If the Comcast bid succeeds, a major cable distributor would control even more channels on its lineup and those of its rivals. That could lead to higher cable bills or make it more difficult for online alternatives to emerge, though there is not yet evidence of either happening following other mergers. For Disney, a successful Comcast bid could make Disney’s planned streaming service less attractive, without the Fox video.
Content is becoming more important as ways to deliver content proliferate. Cable companies like Comcast are no longer competing only with satellite alternatives such as DirecTV, but also stand-alone services such as Netflix and cable-like online bundles through Sony, AT&T and others.
Disney already started its own sports streaming service and plans an entertainment-focused one late next year featuring movies and shows from its own studios, which include Marvel, Pixar and “Star Wars” creator Lucasfilm.

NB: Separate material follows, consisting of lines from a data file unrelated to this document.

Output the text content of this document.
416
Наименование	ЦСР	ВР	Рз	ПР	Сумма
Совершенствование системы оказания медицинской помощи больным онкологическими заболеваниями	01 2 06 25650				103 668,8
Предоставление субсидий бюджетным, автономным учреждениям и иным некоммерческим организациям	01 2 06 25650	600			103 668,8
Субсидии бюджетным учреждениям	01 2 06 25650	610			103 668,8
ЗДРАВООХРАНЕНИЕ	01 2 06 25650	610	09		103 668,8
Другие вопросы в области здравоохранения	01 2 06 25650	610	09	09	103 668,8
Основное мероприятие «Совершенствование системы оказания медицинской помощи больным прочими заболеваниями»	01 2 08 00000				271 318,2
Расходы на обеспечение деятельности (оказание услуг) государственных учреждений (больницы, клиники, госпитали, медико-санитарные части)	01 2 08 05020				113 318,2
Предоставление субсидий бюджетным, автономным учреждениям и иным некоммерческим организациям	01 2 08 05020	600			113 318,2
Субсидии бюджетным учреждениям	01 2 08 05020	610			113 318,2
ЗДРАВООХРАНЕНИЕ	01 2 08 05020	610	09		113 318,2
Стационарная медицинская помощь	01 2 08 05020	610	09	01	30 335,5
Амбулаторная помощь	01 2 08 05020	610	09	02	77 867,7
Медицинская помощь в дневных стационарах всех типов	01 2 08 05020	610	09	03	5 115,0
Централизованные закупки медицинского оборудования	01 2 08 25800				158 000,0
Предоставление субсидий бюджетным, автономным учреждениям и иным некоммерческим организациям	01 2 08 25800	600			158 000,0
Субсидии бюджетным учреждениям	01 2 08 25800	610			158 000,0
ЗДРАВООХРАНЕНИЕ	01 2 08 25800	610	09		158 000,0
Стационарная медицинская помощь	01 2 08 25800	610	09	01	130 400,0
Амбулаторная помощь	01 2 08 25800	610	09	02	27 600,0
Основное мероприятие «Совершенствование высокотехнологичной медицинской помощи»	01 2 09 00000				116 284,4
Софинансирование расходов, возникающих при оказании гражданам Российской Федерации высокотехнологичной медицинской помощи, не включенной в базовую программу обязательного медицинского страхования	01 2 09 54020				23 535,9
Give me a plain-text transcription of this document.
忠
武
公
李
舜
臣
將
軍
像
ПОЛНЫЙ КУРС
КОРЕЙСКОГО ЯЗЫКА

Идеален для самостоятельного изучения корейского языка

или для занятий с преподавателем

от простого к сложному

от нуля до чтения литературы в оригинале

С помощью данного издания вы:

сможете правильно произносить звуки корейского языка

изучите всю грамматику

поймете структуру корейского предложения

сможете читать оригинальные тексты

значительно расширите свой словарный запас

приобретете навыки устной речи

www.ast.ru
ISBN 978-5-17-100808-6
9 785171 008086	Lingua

With the Fox deal, Disney would get more content for those services — through the studios behind the Avatar movies, “The Simpsons” and “Modern Family,” along with National Geographic. Marvel would get back the characters previously licensed to Fox, reuniting X-Men with the Avengers.
Comcast, meanwhile, has been leading the way in marrying pipes with the entertainment that flows through them. It bought NBCUniversal’s cable channels and movie studio in 2013 and added Dreamworks Animation in 2016.
The Philadelphia company has been tinkering with the traditional cable bundle, offering stand-alone subscriptions for some types of video along with smaller bundles of cable channels delivered over the internet. Comcast has said it will add Netflix to some cable bundles.
With Fox, Comcast would expand a portfolio that already includes U.S. television rights to the Olympics and comedy offerings such as “Saturday Night Live.” Comcast already owns such cable channels as CNBC, Bravo and SyFy.
Whichever company prevails would also control Fox’s cable and international TV businesses. That’s key for Comcast, which currently doesn’t have an international presence. The Fox television network and some cable channels including Fox News and Fox Business Network would stay with Murdoch’s family under either deal, as with the newspaper and book businesses under a separate company, News Corp.
Fox shareholders are set to vote on the Disney bid on July 10. Despite Comcast’s higher offer, it’s not immediately clear whether Fox’s board would entertain it. According to regulatory filings, an unnamed company, widely thought to be Comcast, previously made an offer for Fox. But Fox went with Disney because of concerns it would face more regulatory scrutiny with the other company.
That was before U.S. District Judge Richard Leon ruled in AT&T’s favor and rejected the government’s argument that its takeover of Time Warner would hurt competition in pay TV and cost consumers hundreds of millions of dollars more to stream TV and movies. The government worried that AT&T, as DirecTV’s owner, could charge Comcast and other rival distributors higher prices for Time Warner channels like CNN or HBO. In turn, that could drive up what consumers pay. AT&T and Time Warner argue they’re simply trying to stay afloat in the new streaming environment.